Il brodetto è una ricetta tipica che troviamo in tutto il litorale della regione Marche e si possono contare diverse tipologie, esattamente cinque: la ricetta di Fano, quella di Ancona, Porto Recanati, Porto San Giorgio e San Benedetto del Tronto. Le diverse tipologie sono dovute alla disponibilità di pesce che i pescatori avevano per preparare questo piatto ‘’povero’’, una ricetta nella quale si utilizzava ciò che rimaneva dal venduto, quindi pesci di piccolo taglio e meno pregiati, ma dal sapore unico. La cottura avveniva a bordo, si aggiungevano anche prodotti dell’orto e del vino bianco che dobbiamo immaginare fosse già in avanzato processo di acetificazione: questo contribuiva non solo ad insaporire la pietanza, ma anche ad evitare che le carni più delicate si sfaldassero in fase di cottura. Nel procedimento si partiva dai pesci che richiedevano maggior tempo di cottura come le seppie, e man mano si inserivano tutti gli altri ingredienti. Vediamo nello specifico la ricetta del brodetto di Porto Recanati perché contempla un prodotto davvero straordinario: la zafferanella o zafferanone. Tra gli ingredienti di questa preparazione manca il pomodoro e spicca la presenza dello zafferano selvatico del Conero, che conferisce al piatto uno strepitoso color oro. I pesci presenti in ricetta sono quelli tradizionali da fondale in base alla stagionalità: seppie, palombo, razza, lumaconi (cassidaria echinophera adriatica), sogliole, rana pescatrice, triglie, mazzancolla, scampi, boccaincao o pesce prete, pannocchie o cicale, San Pietro, gallinella o mazzolina. Per il procedimento si fa soffriggere la cipolla in olio EVO, si aggiungono le seppie a pezzi, si sfuma con vino bianco, attenzione però al vino che si utilizza, perché al contrario della scadente qualità del vino usato anticamente dai pescatori, oggi possiamo contare su una scelta di grande qualità di vini locali. Si procede aggiungendo in cottura il brodo di pesce e i pistilli di zafferanella in infusione. Di seguito si inseriscono a strati gli altri pesci, inserendo per ultimi quelli più teneri, tutto il pesce deve essere freschissimo, il sapore della polpa bianca viene esaltato dallo zafferano. I pesci non vanno mai toccati, pertanto è consigliabile utilizzare una casseruola a due manici in modo da smuovere il contenuto di tanto in tanto. A cottura ultimata si accompagna il piatto con le fette di pane abbrustolito.

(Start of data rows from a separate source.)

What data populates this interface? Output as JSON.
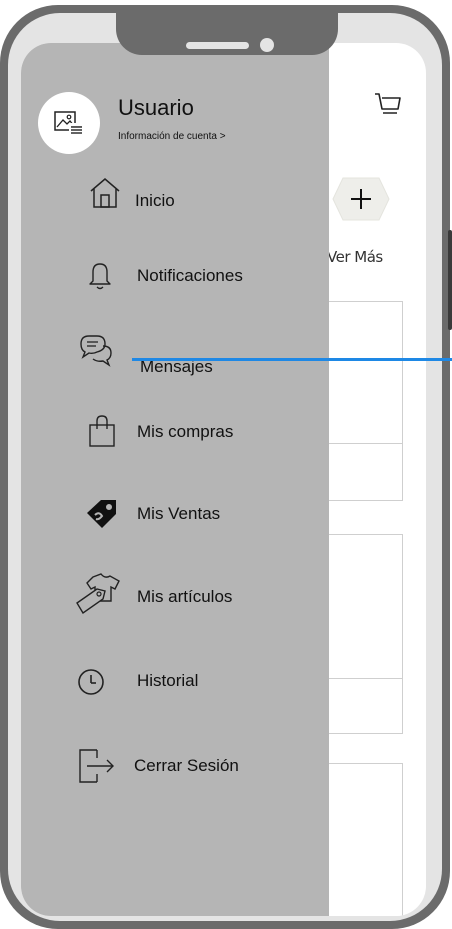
{
  "drawer": {
    "user_name": "Usuario",
    "account_link": "Información de cuenta >",
    "items": [
      {
        "label": "Inicio",
        "icon": "home-icon"
      },
      {
        "label": "Notificaciones",
        "icon": "bell-icon"
      },
      {
        "label": "Mensajes",
        "icon": "chat-bubbles-icon"
      },
      {
        "label": "Mis compras",
        "icon": "shopping-bag-icon"
      },
      {
        "label": "Mis Ventas",
        "icon": "price-tag-icon"
      },
      {
        "label": "Mis artículos",
        "icon": "clothing-tag-icon"
      },
      {
        "label": "Historial",
        "icon": "clock-icon"
      },
      {
        "label": "Cerrar Sesión",
        "icon": "logout-icon"
      }
    ]
  },
  "background": {
    "ver_mas": "Ver Más",
    "icons": [
      "cart-icon",
      "plus-icon"
    ]
  },
  "colors": {
    "drawer_bg": "#b5b5b5",
    "phone_frame": "#6b6b6b",
    "highlight_line": "#1e88e5"
  }
}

Gustiamo questo sontuoso piatto con l’Offida Pecorino DOCG, dall’omonimo vitigno la cui riscoperta e relativa produzione risale al 1990. La produzione vinicola di alta qualità è andata di pari passo con un’operazione culturale che ha valorizzato la storia del vitigno autoctono e del territorio del Piceno. Il pecorino è un vino bianco longevo, piacevolmente sapido, di notevole struttura, dotato di profumi molto marcati e netti, con prevalenza erbacei, calde note fruttate e accenni di fiori gialli, ma anche note minerali ed erbe aromatiche come timo e maggiorana, la sua gradazione alcolica è intorno ai 13,5°.
Il frustingo è il dolce di Natale delle Marche, preparazione antichissima risalente ai Piceni, come tutte le ricette ha subito variazioni e contaminazioni nel corso del tempo. All’epoca romana si cuoceva sulle olle di creta, l’impasto era fatto di grano, spelta, orzo, marzaiolo e alica, veniva amalgamato con succo di uva passita. Il suo nome antico era panis picentinus, una preparazione citata persino da Plinio. Partendo da questi primi elementi vediamo come il tempo abbia adattato la ricetta in base ai gusti e alla disponibilità degli ingredienti; di certo questo dolce ha rappresentato per la nostra campagna marchigiana un rituale che vedeva nella preparazione degli ingredienti una particolare cura.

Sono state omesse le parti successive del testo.